I founded Audio Appraisal a few years ago and continue to regularly update it with fresh content. An avid vinyl collector and coffee addict, I can often be found at a workbench tinkering with a faulty electronic device, tweaking a turntable to extract the last bit of detail from those tiny grooves in the plastic stuff, or relaxing in front of the hi-fi with a good album. A musician, occasional producer and sound engineer, other hobbies include software programming, web development, long walks and occasional DIY. Follow @ashleycox2


  1. I bought a Rega Planar 3 with Elys 2 and find this review spot on.

    I will eventually replace the Elys 2 and was wondering if you had any suggestions. The obvious one to consider is the Rega Exact 2, because it will fit the tone arm without modification.

    Can you suggest some non-Rega carts that might work well with this table? My price range is anything between the cost of a new Elys 2 and a new Exact 2.

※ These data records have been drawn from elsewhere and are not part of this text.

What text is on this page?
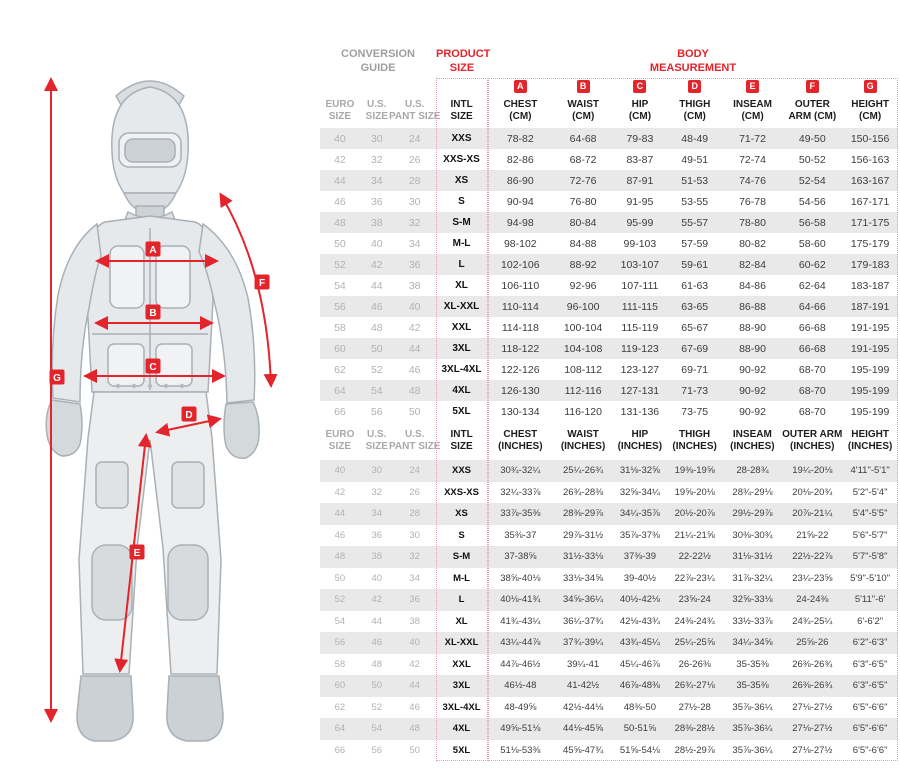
A
B
C
D
E
F
G
CONVERSION GUIDE
PRODUCT SIZE
BODY MEASUREMENT
A	B	C	D	E	F	G
EURO
SIZE
U.S.
SIZE
U.S.
PANT SIZE
INTL
SIZE
CHEST
(CM)
WAIST
(CM)
HIP
(CM)
THIGH
(CM)
INSEAM
(CM)
OUTER
ARM (CM)
HEIGHT
(CM)
40	30	24	XXS	78-82	64-68	79-83	48-49	71-72	49-50	150-156
42	32	26	XXS-XS	82-86	68-72	83-87	49-51	72-74	50-52	156-163
44	34	28	XS	86-90	72-76	87-91	51-53	74-76	52-54	163-167
46	36	30	S	90-94	76-80	91-95	53-55	76-78	54-56	167-171
48	38	32	S-M	94-98	80-84	95-99	55-57	78-80	56-58	171-175
50	40	34	M-L	98-102	84-88	99-103	57-59	80-82	58-60	175-179
52	42	36	L	102-106	88-92	103-107	59-61	82-84	60-62	179-183
54	44	38	XL	106-110	92-96	107-111	61-63	84-86	62-64	183-187
56	46	40	XL-XXL	110-114	96-100	111-115	63-65	86-88	64-66	187-191
58	48	42	XXL	114-118	100-104	115-119	65-67	88-90	66-68	191-195
60	50	44	3XL	118-122	104-108	119-123	67-69	88-90	66-68	191-195
62	52	46	3XL-4XL	122-126	108-112	123-127	69-71	90-92	68-70	195-199
64	54	48	4XL	126-130	112-116	127-131	71-73	90-92	68-70	195-199
66	56	50	5XL	130-134	116-120	131-136	73-75	90-92	68-70	195-199
EURO
SIZE
U.S.
SIZE
U.S.
PANT SIZE
INTL
SIZE
CHEST
(INCHES)
WAIST
(INCHES)
HIP
(INCHES)
THIGH
(INCHES)
INSEAM
(INCHES)
OUTER ARM
(INCHES)
HEIGHT
(INCHES)
40	30	24	XXS	30¾-32¼	25¼-26¾	31⅛-32⅝	19⅜-19⅝	28-28¾	19¼-20⅛	4'11"-5'1"
42	32	26	XXS-XS	32¼-33⅞	26¾-28⅜	32⅝-34¼	19⅝-20⅛	28¾-29⅛	20⅛-20¾	5'2"-5'4"
44	34	28	XS	33⅞-35⅜	28⅜-29⅞	34¼-35⅞	20½-20⅞	29½-29⅞	20⅞-21¼	5'4"-5'5"
46	36	30	S	35⅜-37	29⅞-31½	35⅞-37⅜	21¼-21⅝	30⅜-30¾	21⅝-22	5'6"-5'7"
48	38	32	S-M	37-38⅝	31½-33⅛	37⅜-39	22-22½	31⅛-31½	22½-22⅞	5'7"-5'8"
50	40	34	M-L	38⅝-40⅛	33⅛-34⅝	39-40½	22⅞-23¼	31⅞-32¼	23¼-23⅝	5'9"-5'10"
52	42	36	L	40⅛-41¾	34⅝-36¼	40½-42⅛	23⅝-24	32⅝-33⅛	24-24⅜	5'11"-6'
54	44	38	XL	41¾-43¼	36¼-37¾	42⅛-43¾	24⅜-24¾	33½-33⅞	24¾-25¼	6'-6'2"
56	46	40	XL-XXL	43¼-44⅞	37¾-39¼	43¾-45¼	25¼-25⅝	34¼-34⅝	25⅝-26	6'2"-6'3"
58	48	42	XXL	44⅞-46½	39¼-41	45¼-46⅞	26-26⅜	35-35⅜	26⅜-26¾	6'3"-6'5"
60	50	44	3XL	46½-48	41-42½	46⅞-48⅜	26¾-27⅛	35-35⅜	26⅜-26¾	6'3"-6'5"
62	52	46	3XL-4XL	48-49⅝	42½-44⅛	48⅜-50	27½-28	35⅞-36¼	27⅛-27½	6'5"-6'6"
64	54	48	4XL	49⅝-51⅛	44⅛-45⅝	50-51⅝	28⅜-28½	35⅞-36¼	27⅛-27½	6'5"-6'6"
66	56	50	5XL	51⅛-53⅜	45⅝-47¾	51⅝-54⅛	28½-29⅞	35⅞-36¼	27⅛-27½	6'5"-6'6"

    My phono stage requires MM or high-output MC, and I do not want to replace it anytime soon.

    Thank you!

    1. Cheers ROn. I usually stick to Audio-Technica carts. The AT440MLB if you can still get one is a good match, or the new VM540ML. The Exact is a good cart, most of the ones I’ve seen have had issues with channel imbalance but if you can get a working one it’s a great cart, if a little veiled at the top end. Some recommend Ortofon carts but I don’t care for their lower end options, 2M bronze up is where their range starts for me but they’re a bit tall to be used without a VTA spacer. Goldring also work well, the 1042 has been around for years, is tried and tested and can be used on the Rega arm with no spacer.

  2. I have had a few problems with the rp3 turntable I bought. the first one had to be replaced as it produced distortion and now with the replacement 2 years down the track I have distortion in one channel. So I wouldn’t recommend the rp3 for reliability. When it is playing I am happy with its performance but you don’t want to be lugging it to the dealer for repairs every year. perhaps another brand known for reliability and better quality control.

    1. I do agree with you. I’m guessing you have the Elys2 cartridge? My experiences of Rega cartridges is less than stellar. There’s a review of the top of the line RP10 coming soon which will discuss some quality issues I’ve had with that table, so sadly issues aren’t limited to the lower decks in the range. That said on a positive note Rega’s customer service is among the best in the industry.

  3. Actually quality control seems to be a common issue with the Rega Elys. Mine like yours and many others also had severe chanell imbalance. One brand new example I had lost LH channel entirely – not good even when replaced without quibble. Also the cartridge body distorts/flexes if undue tightness is applied to the mounting screws which, again can affect channel balance. Probably why Rega dealers have the special tourq wrench – pity this is not supplied to end users. That said a good example, properly installed sounds quite good.

    1. Interesting. I’ve also encountered the same issues with Rega’s Exact on an RP6. They also seem to be extremely sensitive to hum and other electrical interference.

      I agree with you regarding the wrench. I guess Rega figure that most users are going to order one of their cartridges factory fitted to one of their turntables. But, that said, it would be nice if the wrench were at least available to purchase, if not included. I think some form of tool kit should be included with the Rega turntables, to allow you to adjust the arm lift height as well as remove and / or install the cartridge.